Rilpivirine is classified as a NNRTI ARVs that formerly, demonstrated in naïve HIV infected patients who had HIV viral load <100,000 copies/mL. Since 2013 it is using for those who receive ART and no NNRTI-resistance mutations is observed. There is no document due to the utilization of RPV in HIV infected individuals with NNRTI resistance mutations. So far, fifteen mutations have been identified that reduce sensitivity to the RPV, such as K101E/P, E138A/G/K/Q/R, V179L, Y181C/I/V, H221Y, F227C, and M230I/L (29). In the current study, one of the patients had V179L mutation to RPV. V179L mutation is an uncommon nonpolymorphic mutation that rarely occurs in HIV infected patients NVP, EFV, and RPV (30).
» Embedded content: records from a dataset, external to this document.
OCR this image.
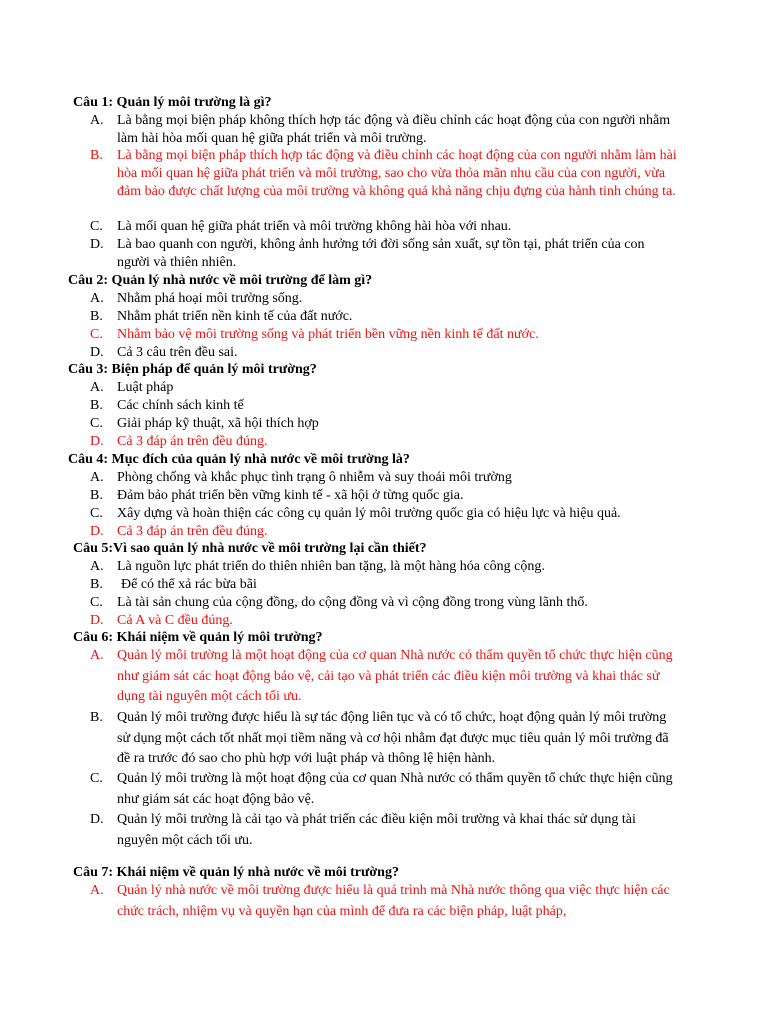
Câu 1: Quản lý môi trường là gì?
A. Là bằng mọi biện pháp không thích hợp tác động và điều chỉnh các hoạt động của con người nhằm làm hài hòa mối quan hệ giữa phát triển và môi trường.
B. Là bằng mọi biện pháp thích hợp tác động và điều chỉnh các hoạt động của con người nhằm làm hài hòa mối quan hệ giữa phát triển và môi trường, sao cho vừa thỏa mãn nhu cầu của con người, vừa đảm bảo được chất lượng của môi trường và không quá khả năng chịu đựng của hành tinh chúng ta.
C. Là mối quan hệ giữa phát triển và môi trường không hài hòa với nhau.
D. Là bao quanh con người, không ảnh hưởng tới đời sống sản xuất, sự tồn tại, phát triển của con người và thiên nhiên.
Câu 2: Quản lý nhà nước về môi trường để làm gì?
A. Nhằm phá hoại môi trường sống.
B. Nhằm phát triển nền kinh tế của đất nước.
C. Nhằm bảo vệ môi trường sống và phát triển bền vững nền kinh tế đất nước.
D. Cả 3 câu trên đều sai.
Câu 3: Biện pháp để quản lý môi trường?
A. Luật pháp
B. Các chính sách kinh tế
C. Giải pháp kỹ thuật, xã hội thích hợp
D. Cả 3 đáp án trên đều đúng.
Câu 4: Mục đích của quản lý nhà nước về môi trường là?
A. Phòng chống và khắc phục tình trạng ô nhiễm và suy thoái môi trường
B. Đảm bảo phát triển bền vững kinh tế - xã hội ở từng quốc gia.
C. Xây dựng và hoàn thiện các công cụ quản lý môi trường quốc gia có hiệu lực và hiệu quả.
D. Cả 3 đáp án trên đều đúng.
Câu 5:Vì sao quản lý nhà nước về môi trường lại cần thiết?
A. Là nguồn lực phát triển do thiên nhiên ban tặng, là một hàng hóa công cộng.
B. Để có thể xả rác bừa bãi
C. Là tài sản chung của cộng đồng, do cộng đồng và vì cộng đồng trong vùng lãnh thổ.
D. Cả A và C đều đúng.
Câu 6: Khái niệm về quản lý môi trường?
A. Quản lý môi trường là một hoạt động của cơ quan Nhà nước có thẩm quyền tổ chức thực hiện cũng như giám sát các hoạt động bảo vệ, cải tạo và phát triển các điều kiện môi trường và khai thác sử dụng tài nguyên một cách tối ưu.
B. Quản lý môi trường được hiểu là sự tác động liên tục và có tổ chức, hoạt động quản lý môi trường sử dụng một cách tốt nhất mọi tiềm năng và cơ hội nhằm đạt được mục tiêu quản lý môi trường đã đề ra trước đó sao cho phù hợp với luật pháp và thông lệ hiện hành.
C. Quản lý môi trường là một hoạt động của cơ quan Nhà nước có thẩm quyền tổ chức thực hiện cũng như giám sát các hoạt động bảo vệ.
D. Quản lý môi trường là cải tạo và phát triển các điều kiện môi trường và khai thác sử dụng tài nguyên một cách tối ưu.
Câu 7: Khái niệm về quản lý nhà nước về môi trường?
A. Quản lý nhà nước về môi trường được hiểu là quá trình mà Nhà nước thông qua việc thực hiện các chức trách, nhiệm vụ và quyền hạn của mình để đưa ra các biện pháp, luật pháp,
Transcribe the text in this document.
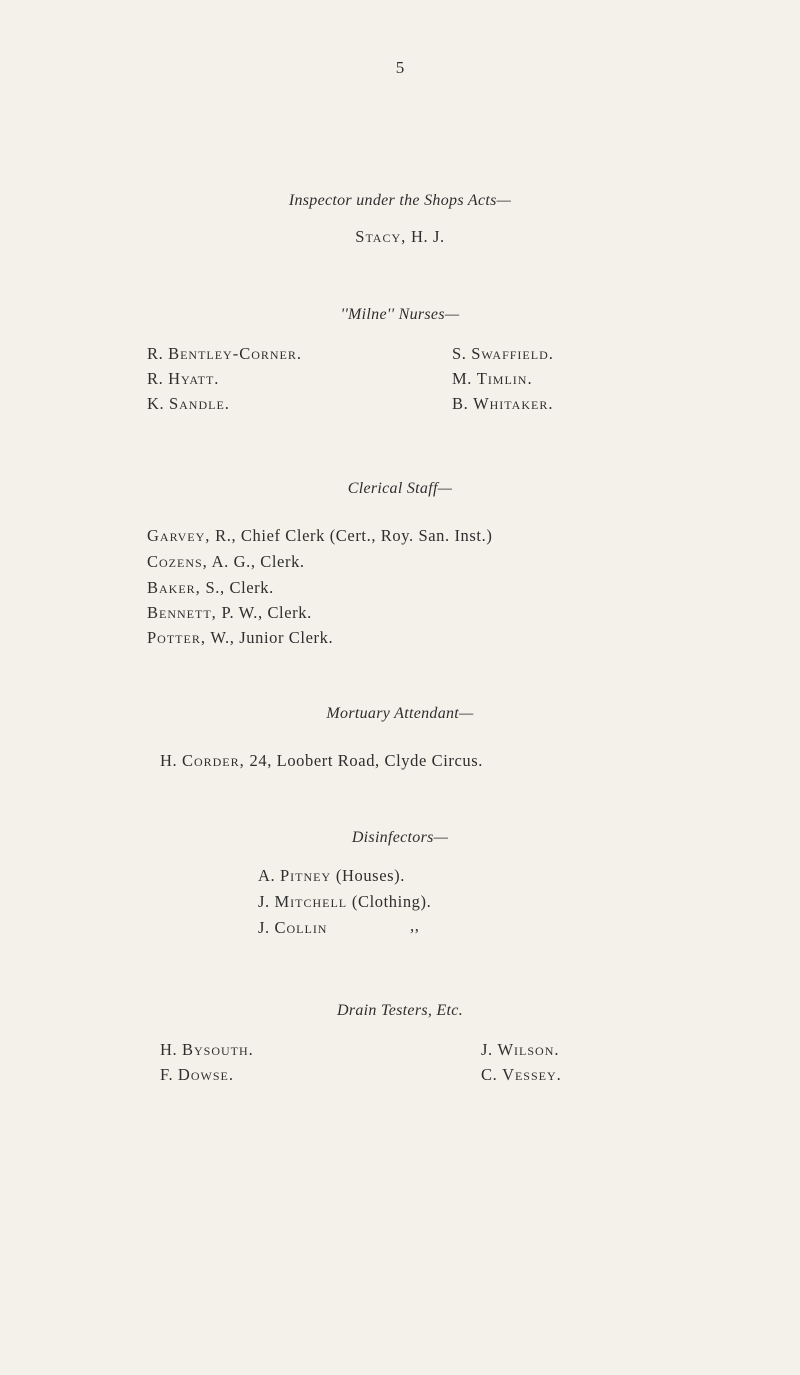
5
Inspector under the Shops Acts—
Stacy, H. J.
''Milne'' Nurses—
R. Bentley-Corner.
R. Hyatt.
K. Sandle.
S. Swaffield.
M. Timlin.
B. Whitaker.
Clerical Staff—
Garvey, R., Chief Clerk (Cert., Roy. San. Inst.)
Cozens, A. G., Clerk.
Baker, S., Clerk.
Bennett, P. W., Clerk.
Potter, W., Junior Clerk.
Mortuary Attendant—
H. Corder, 24, Loobert Road, Clyde Circus.
Disinfectors—
A. Pitney (Houses).
J. Mitchell (Clothing).
J. Collin	,,
Drain Testers, Etc.
H. Bysouth.
F. Dowse.
J. Wilson.
C. Vessey.
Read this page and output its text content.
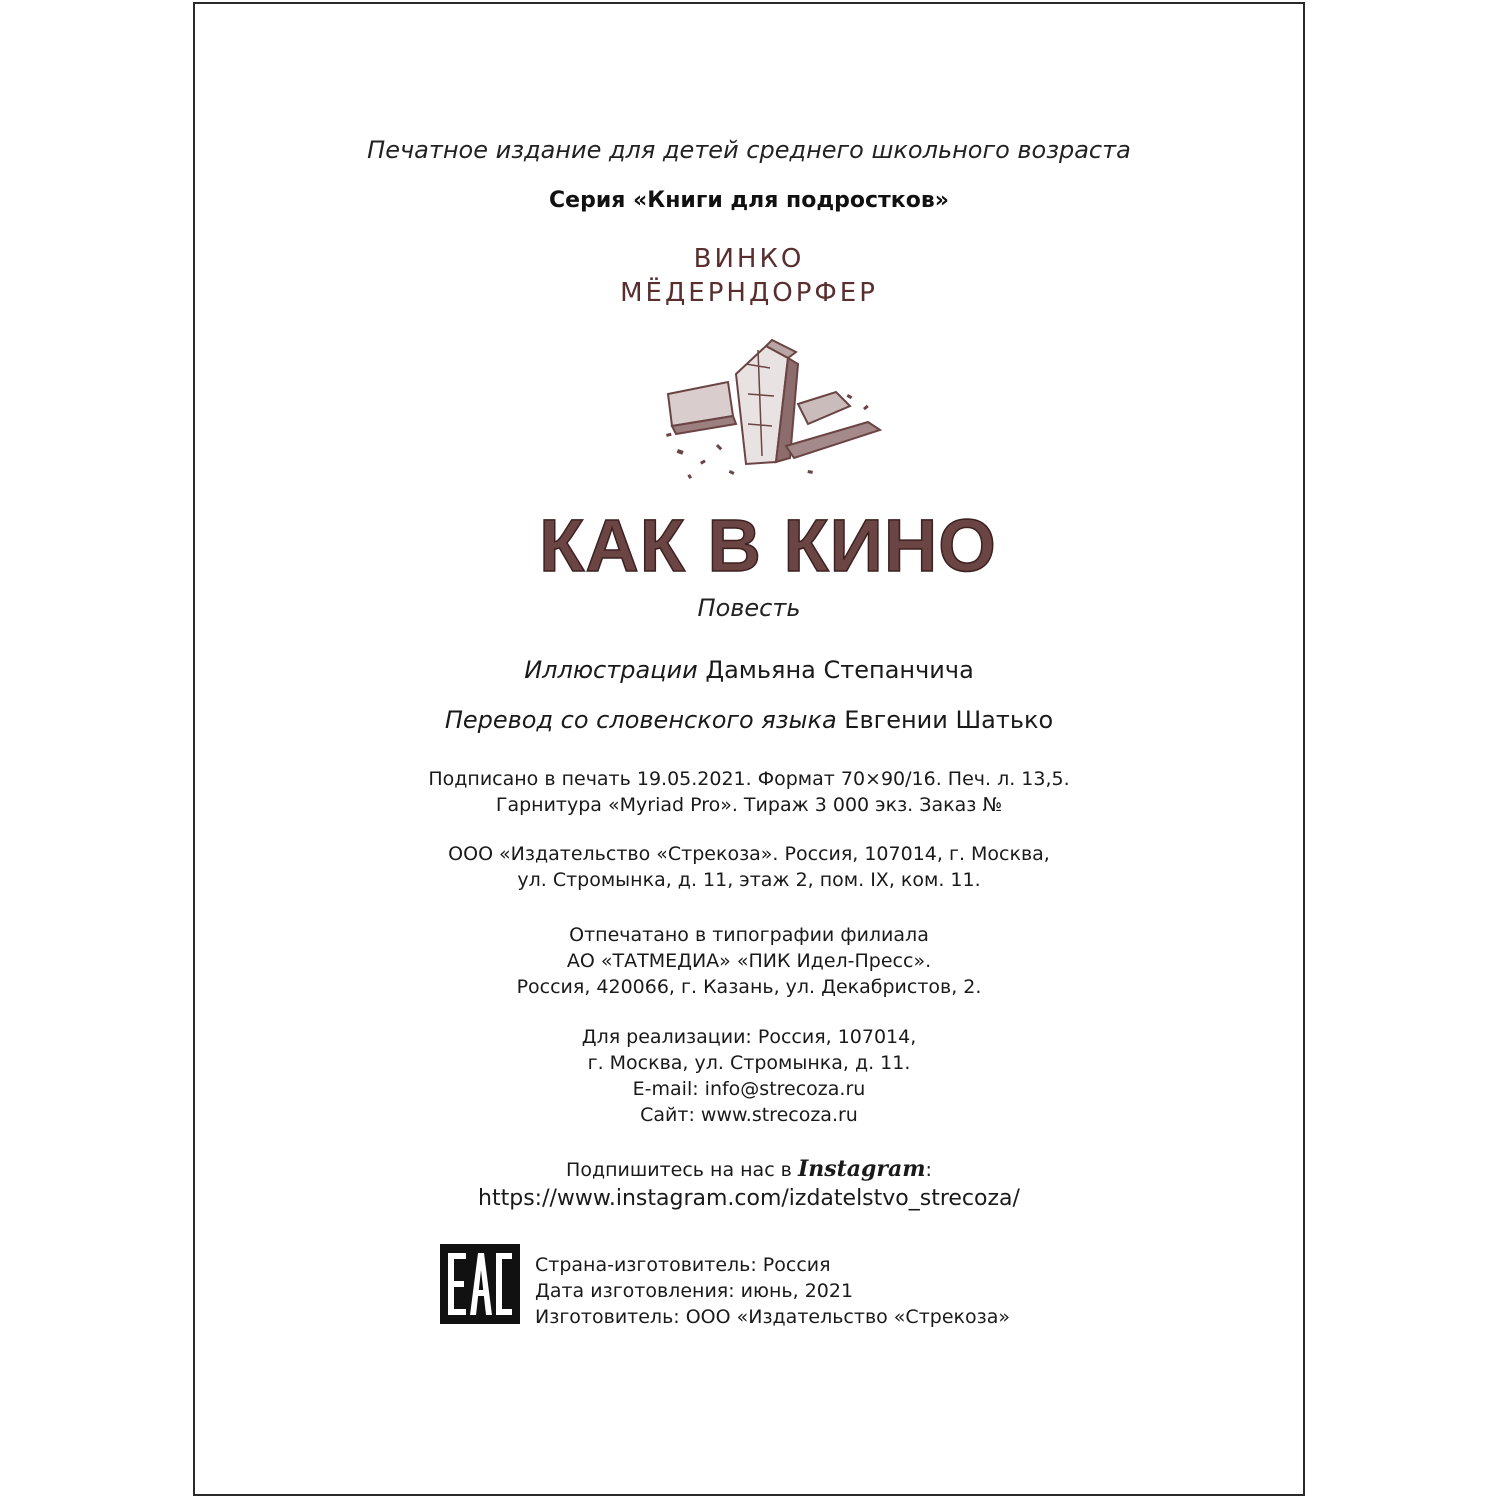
Печатное издание для детей среднего школьного возраста
Серия «Книги для подростков»
ВИНКО
МЁДЕРНДОРФЕР
КАК В КИНО
Повесть
Иллюстрации Дамьяна Степанчича
Перевод со словенского языка Евгении Шатько
Подписано в печать 19.05.2021. Формат 70×90/16. Печ. л. 13,5.
Гарнитура «Myriad Pro». Тираж 3 000 экз. Заказ №
ООО «Издательство «Стрекоза». Россия, 107014, г. Москва,
ул. Стромынка, д. 11, этаж 2, пом. IX, ком. 11.
Отпечатано в типографии филиала
АО «ТАТМЕДИА» «ПИК Идел-Пресс».
Россия, 420066, г. Казань, ул. Декабристов, 2.
Для реализации: Россия, 107014,
г. Москва, ул. Стромынка, д. 11.
E-mail: info@strecoza.ru
Сайт: www.strecoza.ru
Подпишитесь на нас в Instagram:
https://www.instagram.com/izdatelstvo_strecoza/
Страна-изготовитель: Россия
Дата изготовления: июнь, 2021
Изготовитель: ООО «Издательство «Стрекоза»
Moreover, various types of HIV subtypes are detected in different societies. In China and Southeast Asia, the transmission of CRF_01AE was reported among those with heterosexual relationships (31). In Kuwait, subtype CRF01_AE (34.3%), subtype C (24.5%), and subtype B (17.6%) were reported (32). In Slovenia, Subtype B is reported as dominant HIV subtypes among MSM, with a higher proportion to those with heterosexual activities or IDUs (33). In western European and different central countries, the distribution of non-B subtypes was reported, such as subtype G, subtype A, and subtype C in Portugal, Greece, and the UK, respectively. In the United States, subtype B (97%), subtype C (1.3%), subtype G (0.55%), subtype A (0.45%), subtype D (0.1%), and subtype F (0.03%) were reported (34). In Cameroon, CRF02_AG (56%) was a dominant subtype, followed by CRF36_cpx (9%) and different subtypes. In South Africa, subtype C (94.2%) and subtype B (1.4%) were reported (35). In Taiwan, HIV-1 subtype B (90%) was observed (36). In Brazil, HIV subtype B (60.5%), subtypes C (23.3%), and F (7%) were reported (37). In the Iranian population, previous studies reported subtype CRF35_AD as the most prevalent (17, 18, 25, 38, 39). Furthermore, some investigations have demonstrated the presence of different subtypes of HIV-1, such as subtype B, C, and CRF01_AE among Iranians (18, 38, 39). In the current study, subtype CRF35_AD was the most prevalent (83.3%), followed by CRF01_AE (16.7%).

Identifying and screening high-risk behaviour individuals was one of the limitations of our study. DRMs tests were performed quickly after awareness of HIV-1 diagnosis; nevertheless, the infection may have occurred any time in the past.

CONCLUSION

In conclusion, the prevalence of SDRMs was estimated among individuals diagnosed with HIV-1 in 2014–2020 in Iran. The results demonstrated a low prevalence of SDRMs in HIV-1 strains isolated from individuals with high-risk behaviors. At this research center, we recommend the rapid performance of genotypic testing, because it prevents the circulation of drug-resistant HIV-1 strains in the community. As a result, it provides physicians with the opportunity to prescribe appropriate and effective ARVs. It also reduces treatment costs and, on the other hand, helps to extend the life and quality of life of HIV-1 infected patients.